Custom datasets and schemas - Amazon Personalize
Services or capabilities described in Amazon Web Services documentation might vary by Region. To see the differences applicable to the China Regions, see Getting Started with Amazon Web Services in China (PDF).

Custom datasets and schemas

When you create a Custom dataset group, you create your own schemas from scratch. Custom dataset group datasets and schemas have fewer required fields and more flexibility. The following topics explain the schema and data requirements for datasets a Custom dataset group. Each dataset section lists the required data for the dataset type and provides a JSON example of a schema.

For information on the types of data you can import into Amazon Personalize see Types of data Amazon Personalize can use. For information about general Amazon Personalize schema requirements, such as formatting requirements and available field data types, see Creating schema JSON files for Amazon Personalize schemas. These requirements apply to all Amazon Personalize schemas.

Custom dataset and schema requirements

When you create a dataset for a Custom dataset group, each dataset type has the following required fields and reserved keywords with required data types.
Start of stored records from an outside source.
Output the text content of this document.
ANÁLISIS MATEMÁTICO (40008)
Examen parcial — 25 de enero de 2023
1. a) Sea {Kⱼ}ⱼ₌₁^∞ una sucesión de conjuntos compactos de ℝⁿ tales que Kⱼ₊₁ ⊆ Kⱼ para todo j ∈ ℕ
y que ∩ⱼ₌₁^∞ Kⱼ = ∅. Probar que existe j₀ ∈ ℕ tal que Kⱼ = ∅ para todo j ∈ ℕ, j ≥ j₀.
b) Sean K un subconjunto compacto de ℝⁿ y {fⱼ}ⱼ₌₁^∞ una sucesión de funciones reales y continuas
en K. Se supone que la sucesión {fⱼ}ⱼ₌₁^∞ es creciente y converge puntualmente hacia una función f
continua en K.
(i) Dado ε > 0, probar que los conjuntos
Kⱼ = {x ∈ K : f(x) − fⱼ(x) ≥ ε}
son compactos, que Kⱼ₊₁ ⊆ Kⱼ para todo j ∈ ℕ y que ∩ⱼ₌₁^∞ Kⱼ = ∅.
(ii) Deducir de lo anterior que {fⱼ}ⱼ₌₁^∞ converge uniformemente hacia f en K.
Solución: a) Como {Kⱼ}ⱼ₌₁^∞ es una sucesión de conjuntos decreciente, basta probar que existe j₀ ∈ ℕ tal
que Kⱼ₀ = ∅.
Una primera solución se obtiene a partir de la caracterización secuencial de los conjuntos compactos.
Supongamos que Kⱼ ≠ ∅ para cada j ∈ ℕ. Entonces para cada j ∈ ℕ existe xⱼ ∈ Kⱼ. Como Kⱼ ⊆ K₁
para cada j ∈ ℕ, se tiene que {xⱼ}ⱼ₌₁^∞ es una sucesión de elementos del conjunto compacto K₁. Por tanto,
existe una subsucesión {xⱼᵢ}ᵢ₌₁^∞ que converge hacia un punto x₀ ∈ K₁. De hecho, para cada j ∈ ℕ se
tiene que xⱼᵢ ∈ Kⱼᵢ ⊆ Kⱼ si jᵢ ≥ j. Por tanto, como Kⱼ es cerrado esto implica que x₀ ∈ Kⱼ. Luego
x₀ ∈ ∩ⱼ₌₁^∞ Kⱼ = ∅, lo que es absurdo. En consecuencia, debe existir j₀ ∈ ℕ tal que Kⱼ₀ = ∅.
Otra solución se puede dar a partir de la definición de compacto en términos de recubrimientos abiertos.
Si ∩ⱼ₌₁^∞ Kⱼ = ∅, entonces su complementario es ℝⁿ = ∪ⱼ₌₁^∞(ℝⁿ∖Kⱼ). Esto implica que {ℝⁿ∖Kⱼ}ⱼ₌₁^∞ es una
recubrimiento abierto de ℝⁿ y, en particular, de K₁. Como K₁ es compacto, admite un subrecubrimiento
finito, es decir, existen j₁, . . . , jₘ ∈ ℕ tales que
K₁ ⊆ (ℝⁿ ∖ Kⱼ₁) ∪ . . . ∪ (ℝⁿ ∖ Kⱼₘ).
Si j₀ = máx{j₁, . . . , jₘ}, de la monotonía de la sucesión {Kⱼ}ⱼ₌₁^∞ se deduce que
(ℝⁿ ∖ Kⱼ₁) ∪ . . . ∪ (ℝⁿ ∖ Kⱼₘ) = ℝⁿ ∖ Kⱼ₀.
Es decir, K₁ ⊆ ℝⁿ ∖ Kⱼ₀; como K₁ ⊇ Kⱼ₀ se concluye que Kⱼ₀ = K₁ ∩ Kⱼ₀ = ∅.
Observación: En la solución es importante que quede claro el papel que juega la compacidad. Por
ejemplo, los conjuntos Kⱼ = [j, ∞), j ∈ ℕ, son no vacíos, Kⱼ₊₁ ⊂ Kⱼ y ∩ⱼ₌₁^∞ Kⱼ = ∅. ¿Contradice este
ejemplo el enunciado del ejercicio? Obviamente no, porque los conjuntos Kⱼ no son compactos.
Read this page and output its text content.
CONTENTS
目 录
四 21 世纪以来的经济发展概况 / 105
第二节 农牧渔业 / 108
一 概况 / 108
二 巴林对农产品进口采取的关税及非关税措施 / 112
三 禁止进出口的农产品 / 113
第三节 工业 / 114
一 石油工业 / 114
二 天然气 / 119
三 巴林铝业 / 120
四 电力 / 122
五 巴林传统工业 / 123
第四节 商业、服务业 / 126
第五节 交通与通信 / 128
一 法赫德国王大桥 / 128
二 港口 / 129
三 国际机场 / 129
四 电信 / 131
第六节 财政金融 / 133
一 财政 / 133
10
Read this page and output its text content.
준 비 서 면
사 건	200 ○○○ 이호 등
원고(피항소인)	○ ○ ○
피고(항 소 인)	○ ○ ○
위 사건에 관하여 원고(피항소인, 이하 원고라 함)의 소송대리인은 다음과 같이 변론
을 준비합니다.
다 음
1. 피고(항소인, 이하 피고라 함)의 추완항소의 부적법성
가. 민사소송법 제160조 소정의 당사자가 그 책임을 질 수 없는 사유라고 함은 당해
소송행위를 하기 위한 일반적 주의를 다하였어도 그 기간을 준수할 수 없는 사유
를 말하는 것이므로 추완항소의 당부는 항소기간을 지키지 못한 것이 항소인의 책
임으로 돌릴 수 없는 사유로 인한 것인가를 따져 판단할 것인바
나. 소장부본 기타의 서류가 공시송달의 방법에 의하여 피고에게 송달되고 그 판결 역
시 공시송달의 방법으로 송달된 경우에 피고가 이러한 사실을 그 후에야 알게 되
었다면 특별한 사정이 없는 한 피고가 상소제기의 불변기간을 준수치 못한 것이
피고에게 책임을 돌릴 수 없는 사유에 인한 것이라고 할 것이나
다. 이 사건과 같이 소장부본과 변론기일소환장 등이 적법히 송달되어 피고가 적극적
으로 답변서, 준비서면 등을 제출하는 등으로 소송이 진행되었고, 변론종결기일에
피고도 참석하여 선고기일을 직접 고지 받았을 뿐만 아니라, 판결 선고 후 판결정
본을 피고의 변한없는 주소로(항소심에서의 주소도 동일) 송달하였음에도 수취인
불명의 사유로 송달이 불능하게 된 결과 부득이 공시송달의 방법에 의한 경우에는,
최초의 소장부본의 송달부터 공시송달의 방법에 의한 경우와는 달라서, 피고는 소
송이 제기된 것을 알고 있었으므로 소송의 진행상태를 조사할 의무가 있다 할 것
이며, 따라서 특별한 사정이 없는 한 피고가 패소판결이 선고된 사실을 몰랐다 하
Dataset type Required fields Reserved keywords
Item interactions (schema example)

USER_ID (string)

ITEM_ID (string)

TIMESTAMP (long)

EVENT_TYPE (string)

EVENT_VALUE (float, null)

IMPRESSION (string, null)

RECOMMENDATION_ID (string, null)

EVENT_ATTRIBUTION_SOURCE (string, null)

Users (schema example)

USER_ID (string)

1 metadata field (categorical string or numerical)

Items (schema example)

ITEM_ID (string)

1 metadata field (categorical or textual string field or numerical field)

CREATION_TIMESTAMP (long)

Actions (schema example)

ACTION_ID (string)

1 metadata field (categorical string or numerical)

CREATION_TIMESTAMP (long)

VALUE (long, null)

TYPE (string, null)

EXPIRATION_TIMESTAMP (long, null)

REPEAT_FREQUENCY (long, null)

Action interactions (schema example)

USER_ID (string)

ACTION_ID (string)

EVENT_TYPE (string)

TIMESTAMP (long)

IMPRESSION (string, null)

RECOMMENDATION_ID (string, null)

Metadata fields

Metadata includes string or non-string fields that aren't required or don't use a reserved keyword. Metadata schemas have the following restrictions:

  • Users, Items, and Actions schemas require at least one metadata field.

  • You can add at most 25 metadata fields for a Users schema, 100 metadata fields for an Items schema, and 10 metadata fields for an Actions schema.

  • If you add your own metadata field of type string, it must include the categorical attribute or the textual attribute (only Items schemas support fields with the textual attribute). Otherwise, Amazon Personalize won't use the field when training a model.

Reserved keywords

Reserved keywords are optional, non-metadata fields. These fields are considered reserved because you must define the fields as their required data type when you use them, and the keywords can't be used as values in your data. Reserved categorical string fields must have categorical set to true, while reserved string fields can't be categorical. The following are reserved keywords:

  • EVENT_TYPE: For Item interactions datasets with one or more event types, such as both click and download, use an EVENT_TYPE field. You must define an EVENT_TYPE field as a string and can't be set as categorical.

  • EVENT_VALUE: For Item interactions datasets that include value data for events, such as the percentage of a video a user watched, use an EVENT_VALUE field with type float and optionally null.

  • CREATION_TIMESTAMP: For Items or Actions datasets with a timestamp for each item’s creation date, use a CREATION_TIMESTAMP field with a type long. Amazon Personalize uses CREATION_TIMESTAMP data to calculate the age of an item and adjust recommendations accordingly. See Creation timestamp data.

  • IMPRESSION: For Item interactions datasets with explicit impressions data, use an IMPRESSION field with type String and optionally type null. Impressions are lists of items that were visible to a user when they interacted with (for example, clicked or watched) a particular item. For more information, see Impressions data.

  • RECOMMENDATION_ID: For Item interactions datasets that use previous recommendations as implicit impressions data, optionally use a RECOMMENDATION_ID field with type String and optionally type null.

    You don't need to add a RECOMMENDATION_ID field for Amazon Personalize to use implicit impressions when generating recommendations. You can pass a recommendationId in a PutEvents operation without it. For more information, see Impressions data.

  • VALUE: For Actions datasets, if you have value you data for some or all of your actions, add a VALUE field to your schema. For its type, use long and optionally type null. For more information about actions and their value, see Value data.

  • ACTION_EXPIRATION_TIMESTAMP: For Actions datasets, if you have an expiration timestamp for some or all of your actions, add a ACTION_EXPIRATION_TIMESTAMP field to your schema. For its type, use long and optionally type null. For more information about expiration timestamps, see Action expiration timestamp data.

  • REPEAT_FREQUENCY: For Actions datasets, if you have repeat frequency data for some or all of your actions, add a REPEAT_FREQUENCY field to your schema. For its type, use long and optionally type null. For more information about repeat frequency data, see Repeat frequency data.